According to the Public Health Agency of Canada, almost three out of four Canadians aged 10 to 19 engage in some form of gambling. (Photo by: Justin-Barry Mahoney)

John Joseph Sabattis, a 20-year-old who studies office management at the Nova Scotia Community College in Halifax, is an avid online poker player. He gambles on American servers even though he is not of legal age to gamble in the United States.

Usually triggered by emotional distress or boredom, Sabattis can spend up to three hours a week playing online poker using pre-paid credit cards he purchases at the local drugstore.

When gambling online, he purposely zooms past the site's disclaimers but says that he would like to have something in place "to make it more rational" for him to play, to make him think about his decision to gamble to counter his impulse.

On a good day, Sabbatis can limit his spending to $20. On a bad one, he can spend up to $100. Sabattis says that gambling online has affected his sleep and study patterns.

When it comes to online gambling-awareness programs for young people in Nova Scotia, parents are encouraged to download a program from the Nova Scotia Gaming Corporation's website called BetStopper; a free Internet application that blocks children from visiting gambling websites when using the family computer.

But what about Nova Scotia students who access online gambling sites using their own personal computers or wireless devices?

The corporation recognises that youth and university students spend a large majority of their time on wireless devices that may come loaded with gambling applications, or can be used to download gambling applications. But it doesn't offer a gambling-awareness application geared specifically to students who gamble on websites outside Nova Scotia's jurisdiction.

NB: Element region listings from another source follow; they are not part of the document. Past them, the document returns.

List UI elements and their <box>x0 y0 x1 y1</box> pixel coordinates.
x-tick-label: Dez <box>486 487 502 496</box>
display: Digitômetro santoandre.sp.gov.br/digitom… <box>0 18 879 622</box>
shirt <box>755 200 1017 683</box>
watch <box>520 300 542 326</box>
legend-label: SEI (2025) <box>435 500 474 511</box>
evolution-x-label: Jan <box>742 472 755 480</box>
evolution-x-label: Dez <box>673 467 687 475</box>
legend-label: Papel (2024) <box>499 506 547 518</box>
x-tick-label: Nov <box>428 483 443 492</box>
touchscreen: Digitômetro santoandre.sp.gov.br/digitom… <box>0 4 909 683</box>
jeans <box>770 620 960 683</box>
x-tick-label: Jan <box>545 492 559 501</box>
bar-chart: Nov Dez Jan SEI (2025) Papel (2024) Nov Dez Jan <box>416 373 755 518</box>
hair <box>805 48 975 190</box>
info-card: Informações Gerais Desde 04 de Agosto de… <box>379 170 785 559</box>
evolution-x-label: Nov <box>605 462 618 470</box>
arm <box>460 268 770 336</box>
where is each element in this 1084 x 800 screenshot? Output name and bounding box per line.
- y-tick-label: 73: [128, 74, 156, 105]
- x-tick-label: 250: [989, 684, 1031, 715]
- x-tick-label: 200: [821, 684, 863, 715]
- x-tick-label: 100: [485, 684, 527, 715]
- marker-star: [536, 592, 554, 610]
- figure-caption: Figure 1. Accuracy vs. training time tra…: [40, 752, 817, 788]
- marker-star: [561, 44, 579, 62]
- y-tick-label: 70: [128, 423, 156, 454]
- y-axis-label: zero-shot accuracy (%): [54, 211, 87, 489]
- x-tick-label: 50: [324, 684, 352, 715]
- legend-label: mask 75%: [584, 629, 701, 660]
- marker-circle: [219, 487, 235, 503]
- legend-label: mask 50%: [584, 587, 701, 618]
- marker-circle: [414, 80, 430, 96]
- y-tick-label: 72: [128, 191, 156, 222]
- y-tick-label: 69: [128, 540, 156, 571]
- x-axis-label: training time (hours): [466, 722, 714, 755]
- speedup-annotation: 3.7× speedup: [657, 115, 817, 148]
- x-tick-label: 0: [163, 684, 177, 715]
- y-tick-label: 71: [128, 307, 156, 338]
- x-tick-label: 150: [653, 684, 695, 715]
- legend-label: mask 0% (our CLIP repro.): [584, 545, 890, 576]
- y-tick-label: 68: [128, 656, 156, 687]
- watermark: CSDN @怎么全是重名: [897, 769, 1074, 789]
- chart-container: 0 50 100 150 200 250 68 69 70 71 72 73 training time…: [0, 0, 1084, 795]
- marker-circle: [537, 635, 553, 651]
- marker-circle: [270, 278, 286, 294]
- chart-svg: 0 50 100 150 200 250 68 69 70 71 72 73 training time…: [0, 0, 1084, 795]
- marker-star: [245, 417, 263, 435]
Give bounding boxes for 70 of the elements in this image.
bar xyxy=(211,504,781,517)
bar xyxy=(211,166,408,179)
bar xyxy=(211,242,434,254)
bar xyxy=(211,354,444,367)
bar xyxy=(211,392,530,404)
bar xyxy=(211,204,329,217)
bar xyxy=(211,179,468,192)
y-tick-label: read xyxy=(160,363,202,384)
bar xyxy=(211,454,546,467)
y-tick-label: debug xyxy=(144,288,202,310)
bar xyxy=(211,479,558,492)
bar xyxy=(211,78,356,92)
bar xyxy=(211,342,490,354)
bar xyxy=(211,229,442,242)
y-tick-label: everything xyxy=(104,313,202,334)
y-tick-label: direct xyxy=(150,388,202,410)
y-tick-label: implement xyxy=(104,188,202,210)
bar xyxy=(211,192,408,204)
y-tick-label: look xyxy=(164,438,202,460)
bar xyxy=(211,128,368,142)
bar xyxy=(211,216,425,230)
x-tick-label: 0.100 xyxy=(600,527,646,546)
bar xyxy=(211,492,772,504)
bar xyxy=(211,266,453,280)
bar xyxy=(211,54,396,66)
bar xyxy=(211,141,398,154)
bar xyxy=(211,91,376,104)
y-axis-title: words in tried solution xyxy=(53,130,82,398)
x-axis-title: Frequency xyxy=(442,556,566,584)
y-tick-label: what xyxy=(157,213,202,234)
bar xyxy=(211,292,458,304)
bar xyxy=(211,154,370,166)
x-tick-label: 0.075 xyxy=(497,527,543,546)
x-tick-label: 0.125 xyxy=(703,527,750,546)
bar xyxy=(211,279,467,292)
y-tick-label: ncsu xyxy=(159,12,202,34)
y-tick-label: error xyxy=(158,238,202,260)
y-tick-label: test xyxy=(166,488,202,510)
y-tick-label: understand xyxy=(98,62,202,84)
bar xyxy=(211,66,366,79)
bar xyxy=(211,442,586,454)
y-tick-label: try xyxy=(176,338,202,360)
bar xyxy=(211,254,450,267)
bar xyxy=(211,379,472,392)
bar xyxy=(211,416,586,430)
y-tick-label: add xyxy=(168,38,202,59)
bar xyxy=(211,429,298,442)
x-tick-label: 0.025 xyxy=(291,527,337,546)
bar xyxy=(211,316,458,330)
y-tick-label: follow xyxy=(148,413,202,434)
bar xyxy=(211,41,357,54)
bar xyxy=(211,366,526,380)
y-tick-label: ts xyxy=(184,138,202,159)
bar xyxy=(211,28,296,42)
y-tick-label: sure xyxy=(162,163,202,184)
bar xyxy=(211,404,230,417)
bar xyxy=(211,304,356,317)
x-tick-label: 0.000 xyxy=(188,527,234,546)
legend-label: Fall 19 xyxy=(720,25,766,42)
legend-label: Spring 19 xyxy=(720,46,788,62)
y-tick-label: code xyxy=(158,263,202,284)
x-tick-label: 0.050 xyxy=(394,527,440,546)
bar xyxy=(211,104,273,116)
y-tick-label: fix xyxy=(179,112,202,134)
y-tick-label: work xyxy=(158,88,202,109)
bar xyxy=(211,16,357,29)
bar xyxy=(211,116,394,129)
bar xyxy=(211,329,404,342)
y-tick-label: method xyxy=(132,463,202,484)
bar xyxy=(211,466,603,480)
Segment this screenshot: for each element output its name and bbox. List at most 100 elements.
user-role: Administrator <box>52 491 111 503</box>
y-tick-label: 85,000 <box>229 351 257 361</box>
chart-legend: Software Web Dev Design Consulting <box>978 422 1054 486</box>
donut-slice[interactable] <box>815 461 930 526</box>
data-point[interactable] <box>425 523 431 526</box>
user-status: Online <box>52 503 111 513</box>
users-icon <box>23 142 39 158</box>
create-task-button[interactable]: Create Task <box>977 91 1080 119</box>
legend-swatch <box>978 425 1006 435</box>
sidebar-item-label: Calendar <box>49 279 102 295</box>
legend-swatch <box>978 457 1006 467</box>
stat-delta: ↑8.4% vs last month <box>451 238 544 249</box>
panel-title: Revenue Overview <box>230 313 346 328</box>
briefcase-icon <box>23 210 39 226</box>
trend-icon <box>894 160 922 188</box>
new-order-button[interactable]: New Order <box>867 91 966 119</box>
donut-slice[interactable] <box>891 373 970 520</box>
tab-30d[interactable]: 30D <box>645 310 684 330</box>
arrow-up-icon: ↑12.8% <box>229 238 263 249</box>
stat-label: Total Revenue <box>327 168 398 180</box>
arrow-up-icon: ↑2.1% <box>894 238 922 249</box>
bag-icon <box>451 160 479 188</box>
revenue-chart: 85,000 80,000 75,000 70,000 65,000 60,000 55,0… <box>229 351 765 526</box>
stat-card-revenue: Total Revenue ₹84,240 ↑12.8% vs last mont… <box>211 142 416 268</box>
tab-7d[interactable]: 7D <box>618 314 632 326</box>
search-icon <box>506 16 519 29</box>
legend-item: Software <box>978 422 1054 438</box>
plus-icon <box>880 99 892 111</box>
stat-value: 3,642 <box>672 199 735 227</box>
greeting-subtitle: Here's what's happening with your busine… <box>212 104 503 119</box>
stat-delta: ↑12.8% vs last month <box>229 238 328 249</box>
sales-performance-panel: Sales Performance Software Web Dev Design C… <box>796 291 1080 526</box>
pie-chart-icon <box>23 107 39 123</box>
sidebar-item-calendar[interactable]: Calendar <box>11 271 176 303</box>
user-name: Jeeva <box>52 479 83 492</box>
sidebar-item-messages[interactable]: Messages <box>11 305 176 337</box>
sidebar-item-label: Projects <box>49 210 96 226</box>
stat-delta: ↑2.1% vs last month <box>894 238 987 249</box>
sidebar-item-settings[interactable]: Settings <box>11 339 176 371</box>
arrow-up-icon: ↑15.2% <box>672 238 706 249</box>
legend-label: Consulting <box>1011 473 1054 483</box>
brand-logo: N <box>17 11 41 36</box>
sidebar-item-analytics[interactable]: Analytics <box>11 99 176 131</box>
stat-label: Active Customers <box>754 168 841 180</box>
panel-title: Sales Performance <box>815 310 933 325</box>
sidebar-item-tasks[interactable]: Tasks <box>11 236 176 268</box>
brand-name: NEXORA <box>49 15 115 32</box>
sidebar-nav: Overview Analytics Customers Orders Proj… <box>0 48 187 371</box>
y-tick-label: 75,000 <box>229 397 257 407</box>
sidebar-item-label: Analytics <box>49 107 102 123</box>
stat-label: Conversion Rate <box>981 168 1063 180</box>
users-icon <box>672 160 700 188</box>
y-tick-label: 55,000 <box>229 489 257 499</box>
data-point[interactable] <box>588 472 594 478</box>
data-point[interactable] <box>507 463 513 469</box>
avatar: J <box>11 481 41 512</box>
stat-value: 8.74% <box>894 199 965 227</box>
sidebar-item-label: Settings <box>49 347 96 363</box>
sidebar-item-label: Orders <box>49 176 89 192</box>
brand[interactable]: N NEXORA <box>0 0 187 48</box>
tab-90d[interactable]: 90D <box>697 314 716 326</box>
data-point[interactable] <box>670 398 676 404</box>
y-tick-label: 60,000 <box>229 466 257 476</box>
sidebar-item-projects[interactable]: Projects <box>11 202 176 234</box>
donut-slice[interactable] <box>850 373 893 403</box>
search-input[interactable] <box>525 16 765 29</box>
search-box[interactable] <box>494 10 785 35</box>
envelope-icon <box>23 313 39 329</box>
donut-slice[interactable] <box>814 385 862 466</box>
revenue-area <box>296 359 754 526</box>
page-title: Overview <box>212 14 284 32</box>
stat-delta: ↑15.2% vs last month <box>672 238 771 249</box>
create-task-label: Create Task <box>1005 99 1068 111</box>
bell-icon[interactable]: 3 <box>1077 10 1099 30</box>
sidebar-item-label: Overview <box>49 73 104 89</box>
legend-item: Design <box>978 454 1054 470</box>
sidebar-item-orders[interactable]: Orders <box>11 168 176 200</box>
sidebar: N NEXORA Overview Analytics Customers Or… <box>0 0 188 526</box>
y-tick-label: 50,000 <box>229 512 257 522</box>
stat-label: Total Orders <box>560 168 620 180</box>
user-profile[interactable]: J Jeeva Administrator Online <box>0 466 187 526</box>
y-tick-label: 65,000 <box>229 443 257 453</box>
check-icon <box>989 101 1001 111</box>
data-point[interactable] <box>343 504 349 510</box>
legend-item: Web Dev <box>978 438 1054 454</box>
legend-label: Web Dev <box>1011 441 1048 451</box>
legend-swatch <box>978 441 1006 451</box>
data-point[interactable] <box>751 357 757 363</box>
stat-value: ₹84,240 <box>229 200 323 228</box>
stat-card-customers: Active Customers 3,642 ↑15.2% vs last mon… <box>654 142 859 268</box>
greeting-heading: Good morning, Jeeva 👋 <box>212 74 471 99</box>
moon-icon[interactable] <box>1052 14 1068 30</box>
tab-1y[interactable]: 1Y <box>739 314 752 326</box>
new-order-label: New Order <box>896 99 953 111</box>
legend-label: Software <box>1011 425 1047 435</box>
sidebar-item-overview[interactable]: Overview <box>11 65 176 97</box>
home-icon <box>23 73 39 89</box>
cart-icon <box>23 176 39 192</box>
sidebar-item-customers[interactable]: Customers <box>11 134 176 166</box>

On Oct. 14, the corporation announced it was not going to offer any online gambling. Robyn McIsaac, vice-president for prevention programming, explained that the corporation doesn't want to deal with offshore or out-of-province servers when it comes to online gambling. Ironically, you can purchase lottery tickets and play ibingo or Texas Hold'em Poker on the website of the Atlantic Lottery Corporation's, of which the NSGC is a shareholder.

Rather, the its youth gambling-awareness programs focus on risks related to tangible forms of gambling, such as bingo games, card games and lottery tickets. These are the predominant types of youth gambling, McIsaac says, and this can be attributed in part to parents giving lottery tickets as Christmas gifts.

According to the Public Health Agency of Canada, 70 per cent of Canadians aged 10 to 19 engage in some form of gambling.

William Shead, an associate professor at Mount Saint Vincent University who specialises in youth gambling, recently analysed Internet gambling habits in American university students. From the sample he surveyed, Shead concluded that poker "is the predominant online gambling activity."

For gambling-awareness aimed at university students, the gaming corporation works with the Responsible Gaming Council, a Canadian non-profit organization. The council uses Know the Score (kts2), an interactive display that goes from campus to campus across the country, to explain gambling risks.

The kts2 kiosk was on display at Mount Saint Vincent University and Dalhousie University this fall during the province's gambling awareness week. Students can win scholarships and iPads just by playing kts2.


Comments on this story are now closed

I find it amazing that children at the age of 10yrs are gambling. I can't even imagin gambling crossing my mind when I was that age. I guess for all the good the intrnet does in the world, it has many bad sides too.